Her biggest news of the day, in her opinion, was that she finally FINALLY swallowed a pill. Her steroids are two little pills that she has to take twice a day. (four pills) We are not allowed to crush them...it makes the taste almost unbearable that way, so we cut them into teeny tiny bits. Well today she decided she could swallow them if we cut them in half and served it up with a bit of chocolate chip mint ice cream liquified with a little milk. And she did it!!! Right afterward, she said "Dad, how old is Amanda?" (this is her fellow ALL patient friend from the hospital)...so Jerad said "she is 15" And Ally says "I am only 8!!! And I took the pill!" She was super proud of herself. (Sorry Amanda, I know you will read this, but Ally is willing to teach you!) She should be proud...I know I could not swallow a pill when I was eight.

So while the girls were at school, I promised Evan I would take him to get a Christmas tree for his room. The girls both have normal size trees and he had this pathetic thing that looked ridiculous especially considering he IS after all the decorating boy. (e.g. Halloween) Check it out:
We searched around but could not find a tree that suited me. They were all too big or too small or in ornate looking pots or something weird. So finally, we are at Lowe's and I went to the outdoor area and found a perfect size real LIVE Christmas tree and it was cheap! I wanted a live Christmas tree this year...we always had one growing up...but Jerad will not really allow it. So now, we have a live tree...and we got cute perfect Charlie Brown style lights....colored, as the kids always want but I won't allow on the big tree. And he is hanging all his ornaments that he is making/painting on it too.
On the way home from Lowe's we had an interesting conversation that I must remember...so I am writing it here. Again, for my own benefit, but cute.

Evan: What do you think Ma is doing in Heaven right now? (we discuss this all the time)
Me: Probably golfing. Or maybe having lunch with her friends.
Me: Actually, I bet she is putting up her Christmas Tree right now
Evan: Well I think she is playing with the birds.
Me: Oh, Ma loved the birds.
Evan: Yea, the bluebird right?
Me: Right.
Evan: I think she is holding the bird right on her finger. (something that would terrify him)
Me: Yea, they probably land on you in Heaven and you are not even scared.

A minute or two passes.
Evan: Mom, do birds poop in Heaven?
Me: laughing really hard.....probably not. Well, at least not on Ma.

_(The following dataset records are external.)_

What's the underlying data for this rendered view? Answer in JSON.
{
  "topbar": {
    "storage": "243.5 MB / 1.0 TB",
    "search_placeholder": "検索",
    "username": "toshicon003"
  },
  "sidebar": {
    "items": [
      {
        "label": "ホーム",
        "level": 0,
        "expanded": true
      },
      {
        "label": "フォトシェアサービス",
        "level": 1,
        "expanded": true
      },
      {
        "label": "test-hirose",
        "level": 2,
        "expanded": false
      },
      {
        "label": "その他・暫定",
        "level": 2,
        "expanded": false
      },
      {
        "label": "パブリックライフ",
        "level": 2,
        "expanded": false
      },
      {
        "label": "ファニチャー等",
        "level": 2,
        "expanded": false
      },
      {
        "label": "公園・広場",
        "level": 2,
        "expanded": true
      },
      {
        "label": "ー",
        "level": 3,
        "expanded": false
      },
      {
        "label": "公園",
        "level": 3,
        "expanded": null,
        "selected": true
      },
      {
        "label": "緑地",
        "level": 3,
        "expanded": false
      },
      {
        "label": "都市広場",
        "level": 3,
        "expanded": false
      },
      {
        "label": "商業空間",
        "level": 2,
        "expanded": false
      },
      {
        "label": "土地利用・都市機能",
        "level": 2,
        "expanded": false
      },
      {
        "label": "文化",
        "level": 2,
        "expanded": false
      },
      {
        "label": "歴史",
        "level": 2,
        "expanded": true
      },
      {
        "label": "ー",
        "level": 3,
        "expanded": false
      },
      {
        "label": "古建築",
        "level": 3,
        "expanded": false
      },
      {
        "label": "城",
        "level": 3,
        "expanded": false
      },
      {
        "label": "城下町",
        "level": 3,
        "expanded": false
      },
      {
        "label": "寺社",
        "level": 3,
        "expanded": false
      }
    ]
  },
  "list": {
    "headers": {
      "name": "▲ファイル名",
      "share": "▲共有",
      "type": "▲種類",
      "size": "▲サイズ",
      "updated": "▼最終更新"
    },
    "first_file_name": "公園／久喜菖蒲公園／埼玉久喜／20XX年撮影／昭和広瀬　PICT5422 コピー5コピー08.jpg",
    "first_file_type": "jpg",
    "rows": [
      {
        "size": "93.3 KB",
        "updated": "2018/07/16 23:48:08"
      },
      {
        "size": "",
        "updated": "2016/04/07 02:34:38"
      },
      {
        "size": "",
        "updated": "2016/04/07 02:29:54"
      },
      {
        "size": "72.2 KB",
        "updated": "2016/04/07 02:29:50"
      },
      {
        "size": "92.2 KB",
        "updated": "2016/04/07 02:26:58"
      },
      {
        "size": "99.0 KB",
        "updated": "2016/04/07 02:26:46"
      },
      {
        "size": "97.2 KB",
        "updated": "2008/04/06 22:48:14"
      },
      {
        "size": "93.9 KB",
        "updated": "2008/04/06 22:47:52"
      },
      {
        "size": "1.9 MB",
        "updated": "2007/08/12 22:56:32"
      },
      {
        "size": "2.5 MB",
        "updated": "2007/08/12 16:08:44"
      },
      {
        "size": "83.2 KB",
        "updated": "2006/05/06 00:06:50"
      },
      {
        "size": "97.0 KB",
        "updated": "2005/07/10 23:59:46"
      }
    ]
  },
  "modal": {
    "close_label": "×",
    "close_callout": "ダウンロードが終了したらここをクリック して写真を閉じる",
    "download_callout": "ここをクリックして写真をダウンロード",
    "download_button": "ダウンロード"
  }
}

Here is our little tree. And it is currently making me happy. And him too. And also, I have been doing this thing for years where I take a picture everyday in December and put them in a little book. Decorations, baking, presents, Santa, lights, whatever. So you are probably gonna see a lot of those type pictures out here. If I can keep it up. Today being December 1 and all....I have one day down, anyway.